Migration studies often focus on the situation of the labour-supplying (sending) countries and carry out a comparative analysis with the host (destination) countries to confirm economic basis of the decision to emigrate (Mąkosa, 2018, pp. 142-143).  Paradoxically, analysing return emigration, non-economic and cultural considerations are emphasised, as well as rationality/optimality of choice is assumed, understood mostly as achieving a level of accumulation that allows active participation in the capitalist market of the home country (Dustmann and Weiss, 2007, p. 250; Dustmann, Fadlon and Weiss, 2010, p. 7; Wahba, 2021, p. 6).  Variability of decisions is considered a natural and immanent feature of the current global labour market, in line with assumptions of ‘liquidity‘, ‘deliberate indeterminacy’ and ‘intentional unpredictability’ (Jancewicz, Kloc-Nowak and Pszczółkowska, 2019, p. 104).  The weakness of this approach is its discontinuity (distinguishing national economies in a globalist reality) and inconsistency (mixing the material conditions and  the level of consciousness).  Recognising return migration as a class-conditioned process is therefore an important research gap.

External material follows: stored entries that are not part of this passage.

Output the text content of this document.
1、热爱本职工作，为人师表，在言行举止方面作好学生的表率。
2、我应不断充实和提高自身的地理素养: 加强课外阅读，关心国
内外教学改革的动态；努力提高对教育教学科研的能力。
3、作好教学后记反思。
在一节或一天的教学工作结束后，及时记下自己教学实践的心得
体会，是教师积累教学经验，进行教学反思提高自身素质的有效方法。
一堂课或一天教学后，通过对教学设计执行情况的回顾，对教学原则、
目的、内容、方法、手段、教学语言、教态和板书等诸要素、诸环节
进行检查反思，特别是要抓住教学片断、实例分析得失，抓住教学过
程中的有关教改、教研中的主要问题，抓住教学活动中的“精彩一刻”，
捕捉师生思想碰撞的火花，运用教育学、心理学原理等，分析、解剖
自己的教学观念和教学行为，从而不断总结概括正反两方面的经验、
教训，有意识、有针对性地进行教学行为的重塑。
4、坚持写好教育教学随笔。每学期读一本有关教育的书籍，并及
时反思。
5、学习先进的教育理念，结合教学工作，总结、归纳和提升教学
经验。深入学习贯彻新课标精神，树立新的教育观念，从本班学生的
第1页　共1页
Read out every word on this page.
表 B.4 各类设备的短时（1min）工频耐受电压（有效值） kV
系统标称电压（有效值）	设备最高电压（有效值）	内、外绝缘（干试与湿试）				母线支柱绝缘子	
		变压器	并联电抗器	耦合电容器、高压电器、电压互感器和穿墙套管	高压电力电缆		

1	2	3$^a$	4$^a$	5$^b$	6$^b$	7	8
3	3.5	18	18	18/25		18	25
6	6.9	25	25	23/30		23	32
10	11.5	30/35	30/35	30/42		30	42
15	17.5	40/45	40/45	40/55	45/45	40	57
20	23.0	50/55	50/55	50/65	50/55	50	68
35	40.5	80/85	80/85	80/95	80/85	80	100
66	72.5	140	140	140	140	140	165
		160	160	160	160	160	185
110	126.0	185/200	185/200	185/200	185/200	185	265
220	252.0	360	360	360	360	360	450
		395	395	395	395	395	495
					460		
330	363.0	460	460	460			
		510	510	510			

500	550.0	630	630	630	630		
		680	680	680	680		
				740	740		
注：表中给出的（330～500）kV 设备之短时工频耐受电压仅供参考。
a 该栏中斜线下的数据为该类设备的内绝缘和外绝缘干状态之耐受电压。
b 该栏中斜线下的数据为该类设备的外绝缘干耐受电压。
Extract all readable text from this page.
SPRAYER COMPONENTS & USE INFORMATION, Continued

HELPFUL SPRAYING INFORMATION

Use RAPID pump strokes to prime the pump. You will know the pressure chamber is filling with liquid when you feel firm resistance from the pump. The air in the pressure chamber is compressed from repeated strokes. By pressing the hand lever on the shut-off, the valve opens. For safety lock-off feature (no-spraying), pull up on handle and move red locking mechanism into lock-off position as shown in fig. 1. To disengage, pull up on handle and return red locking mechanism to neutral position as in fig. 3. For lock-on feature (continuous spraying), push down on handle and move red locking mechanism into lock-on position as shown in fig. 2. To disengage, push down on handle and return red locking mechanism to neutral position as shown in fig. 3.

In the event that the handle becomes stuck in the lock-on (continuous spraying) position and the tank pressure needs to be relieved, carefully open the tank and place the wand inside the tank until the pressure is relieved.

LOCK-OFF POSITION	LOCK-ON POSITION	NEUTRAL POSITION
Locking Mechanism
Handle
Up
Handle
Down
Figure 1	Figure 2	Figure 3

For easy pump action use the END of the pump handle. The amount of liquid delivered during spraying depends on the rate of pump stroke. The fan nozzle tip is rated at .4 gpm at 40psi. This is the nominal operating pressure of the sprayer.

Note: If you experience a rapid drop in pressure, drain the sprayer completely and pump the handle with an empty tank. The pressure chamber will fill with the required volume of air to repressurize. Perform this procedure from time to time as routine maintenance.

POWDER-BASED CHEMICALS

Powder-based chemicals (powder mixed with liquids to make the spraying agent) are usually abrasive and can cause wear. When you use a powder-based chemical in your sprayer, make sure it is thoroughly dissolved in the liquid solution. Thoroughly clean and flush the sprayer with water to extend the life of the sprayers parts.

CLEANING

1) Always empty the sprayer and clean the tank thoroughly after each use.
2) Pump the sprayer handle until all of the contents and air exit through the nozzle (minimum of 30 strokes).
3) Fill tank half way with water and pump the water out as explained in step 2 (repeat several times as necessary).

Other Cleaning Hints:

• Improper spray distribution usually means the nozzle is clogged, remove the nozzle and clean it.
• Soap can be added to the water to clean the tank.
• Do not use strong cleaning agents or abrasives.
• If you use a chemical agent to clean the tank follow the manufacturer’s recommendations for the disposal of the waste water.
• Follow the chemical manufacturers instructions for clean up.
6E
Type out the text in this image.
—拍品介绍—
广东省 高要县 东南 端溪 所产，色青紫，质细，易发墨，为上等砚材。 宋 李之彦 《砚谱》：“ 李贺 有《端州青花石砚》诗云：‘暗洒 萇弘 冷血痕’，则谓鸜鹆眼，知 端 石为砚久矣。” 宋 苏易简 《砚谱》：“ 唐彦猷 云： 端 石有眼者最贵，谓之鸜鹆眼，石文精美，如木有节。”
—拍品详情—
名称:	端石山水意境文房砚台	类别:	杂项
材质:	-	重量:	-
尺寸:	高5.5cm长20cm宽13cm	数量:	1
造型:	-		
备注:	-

Not-White-Enough, but still not aware…

Of course, the importance of racism and xenophobia should not be underestimated.  Negative and even hostile attitude of the White British is often experienced by immigrants in the UK, including those coming from Eastern Europe, stigmatised as ‘not white enough’ (Manley, Khattab and Johnston, 2019, pp. 926-927; Rzepnikowska, 2019, pp. 63-64).  However intersectionality approach and superdiversity concept prescribe a broader analysis, considering the factors of class, gender, age and health condition (Brynin, Longhi and Zwysen, 2019; Vertovec, 2007). 

There should be examined not only subjective feelings of intolerance and alienation, but also the objectivised level of inequality and exploitation in the British labour market.  In fact, as Lukács (1988) has convincingly explained, class affiliation does not have to be self-conscious, but depends solely on our attitude to the means of production.  The dialectic distinction between Klasse an sich and Klasse für sich, a class in itself and a class for itself, questions one of the basic assumptions of liberal, or in fact post-humanist, hegemony – namely, the priority of self-identification, eliminating not only the essence of being a worker (also the migrant one), but even being a human being.  In turn, consciousness while consistent with the objective facts is, in fact, the beginning of organisation, which is an indispensable condition for moving from the position of objects guided by misunderstood ‘impulses’ – to the subjectivity, even within the extremely dehumanized modernity.